I can't be too judgemental, because upon hearing Personal Shopper and Emminent Sleaze, I too was initially taken aback. Perhaps, it was the female singers, the electronic instrumentation or the more immediate sound, but I shouldn't have been surprised. Steven has never been shy about his love of all kinds of music, including pop. He has unabashedly noted Abba and Prince as two of his favorites. Also, his other projects, Blackfield and No-Man are definitely more pop than prog.
As with the work of any musician that I admire, I gave this album a proper chance and it certainly paid off.
Considering all the elements of this album, the shock and awe reaction to it is surprising and I would dare say, misguided. Though the music contained within its nine tracks is somewhat different, this is also unmistakenly the work of Steven Wilson. He once again has followed his own musical path and is willing to shake things up artistically. Though I understand expectations and disappointment, anyone who considers this to be an example of modern pop, hasn't heard the top 40 in a very long time.
The aforementioned tracks are probably the most unlike his previous work, but who else could record a song quite like Personal Shopper? The same could be said for Unself/Self, King Ghost, Man of the People, Follower and Count of Unease. All of these songs bring an effective new twist to Wilson's diverse signature style.
12 Things I Forgot, a highlight, is more traditional, but still fits the overall tone of the album. Nothing here reflects the overt, classic prog of The Raven Who Refused to Sing or much of Hand Cannot Erase. Regardless, these compositions are compelling, the performances top notch and the production values, stellar. In fact, this is one of the best sounding albums I've heard in years.
The Future Bites could be placed in the same category of progressive music by bands like Tears for Fears, XTC or Talk Talk.
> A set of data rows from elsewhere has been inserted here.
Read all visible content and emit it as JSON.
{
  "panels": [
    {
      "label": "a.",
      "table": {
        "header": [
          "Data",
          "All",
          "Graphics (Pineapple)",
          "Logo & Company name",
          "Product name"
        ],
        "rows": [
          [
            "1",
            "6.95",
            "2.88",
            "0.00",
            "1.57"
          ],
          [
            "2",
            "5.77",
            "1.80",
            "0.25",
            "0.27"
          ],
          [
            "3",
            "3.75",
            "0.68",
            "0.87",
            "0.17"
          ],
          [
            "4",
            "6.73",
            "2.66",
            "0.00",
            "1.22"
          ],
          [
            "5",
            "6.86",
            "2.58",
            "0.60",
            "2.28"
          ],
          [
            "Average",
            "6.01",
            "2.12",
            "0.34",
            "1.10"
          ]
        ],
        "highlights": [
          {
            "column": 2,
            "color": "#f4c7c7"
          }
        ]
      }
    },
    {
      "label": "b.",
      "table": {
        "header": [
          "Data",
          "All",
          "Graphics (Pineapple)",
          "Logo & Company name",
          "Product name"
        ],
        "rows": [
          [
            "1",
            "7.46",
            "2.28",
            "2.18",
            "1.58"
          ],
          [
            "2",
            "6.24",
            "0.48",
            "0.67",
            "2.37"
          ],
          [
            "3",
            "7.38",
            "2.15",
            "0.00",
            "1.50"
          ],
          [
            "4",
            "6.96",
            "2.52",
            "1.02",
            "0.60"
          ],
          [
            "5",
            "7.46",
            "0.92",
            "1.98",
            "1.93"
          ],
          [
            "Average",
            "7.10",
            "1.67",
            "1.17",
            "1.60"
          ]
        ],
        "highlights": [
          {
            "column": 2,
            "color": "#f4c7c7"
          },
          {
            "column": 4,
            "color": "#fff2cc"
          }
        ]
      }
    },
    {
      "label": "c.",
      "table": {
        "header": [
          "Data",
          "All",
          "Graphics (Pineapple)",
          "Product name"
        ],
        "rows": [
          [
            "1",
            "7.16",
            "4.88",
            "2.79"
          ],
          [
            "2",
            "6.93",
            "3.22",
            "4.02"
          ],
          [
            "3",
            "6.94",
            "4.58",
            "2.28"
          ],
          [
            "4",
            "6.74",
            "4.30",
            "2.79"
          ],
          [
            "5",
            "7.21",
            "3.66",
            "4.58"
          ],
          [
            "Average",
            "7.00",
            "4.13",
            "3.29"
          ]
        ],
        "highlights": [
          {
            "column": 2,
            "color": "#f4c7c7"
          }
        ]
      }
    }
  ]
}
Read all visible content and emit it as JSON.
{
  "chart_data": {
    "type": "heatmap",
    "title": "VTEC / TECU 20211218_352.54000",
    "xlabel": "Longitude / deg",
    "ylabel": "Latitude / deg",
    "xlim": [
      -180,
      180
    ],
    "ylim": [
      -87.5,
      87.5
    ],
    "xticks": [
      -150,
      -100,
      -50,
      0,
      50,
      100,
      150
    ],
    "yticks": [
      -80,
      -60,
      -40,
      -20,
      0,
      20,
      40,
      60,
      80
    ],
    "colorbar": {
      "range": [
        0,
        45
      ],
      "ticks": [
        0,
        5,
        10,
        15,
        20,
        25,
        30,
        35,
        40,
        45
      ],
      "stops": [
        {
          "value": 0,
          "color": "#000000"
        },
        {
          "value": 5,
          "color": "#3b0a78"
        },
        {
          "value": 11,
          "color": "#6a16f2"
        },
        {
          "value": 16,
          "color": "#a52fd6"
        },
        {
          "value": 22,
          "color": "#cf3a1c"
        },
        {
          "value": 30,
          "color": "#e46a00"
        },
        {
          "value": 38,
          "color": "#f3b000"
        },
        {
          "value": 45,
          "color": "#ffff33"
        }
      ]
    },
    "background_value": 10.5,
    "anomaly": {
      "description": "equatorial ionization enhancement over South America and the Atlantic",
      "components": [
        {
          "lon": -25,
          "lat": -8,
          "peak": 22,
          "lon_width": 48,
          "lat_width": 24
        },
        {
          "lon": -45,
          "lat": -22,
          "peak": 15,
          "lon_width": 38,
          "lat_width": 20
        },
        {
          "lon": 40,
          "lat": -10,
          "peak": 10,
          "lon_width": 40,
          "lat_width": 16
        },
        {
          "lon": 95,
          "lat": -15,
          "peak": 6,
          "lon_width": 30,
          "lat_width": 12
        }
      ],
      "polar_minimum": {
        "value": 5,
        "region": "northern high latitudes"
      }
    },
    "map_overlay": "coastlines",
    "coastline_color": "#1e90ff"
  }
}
The material is less organic and more accessible than much of Wilson's previous work, but it is also undeniably artistic and memorable. Ultimately, this release stands as another noteworthy achievement in a career that is overflowing with them.
Adhering to the 'less is more' length of classic albums, it is a brisk and potent 42 minutes. However, for those wanting more, the special edition box set contains an additional six new songs, and he has also released a b-sides collection of other tracks recorded in the same sessions. That set includes a very good remake of Lonely Robot's, In Floral Green.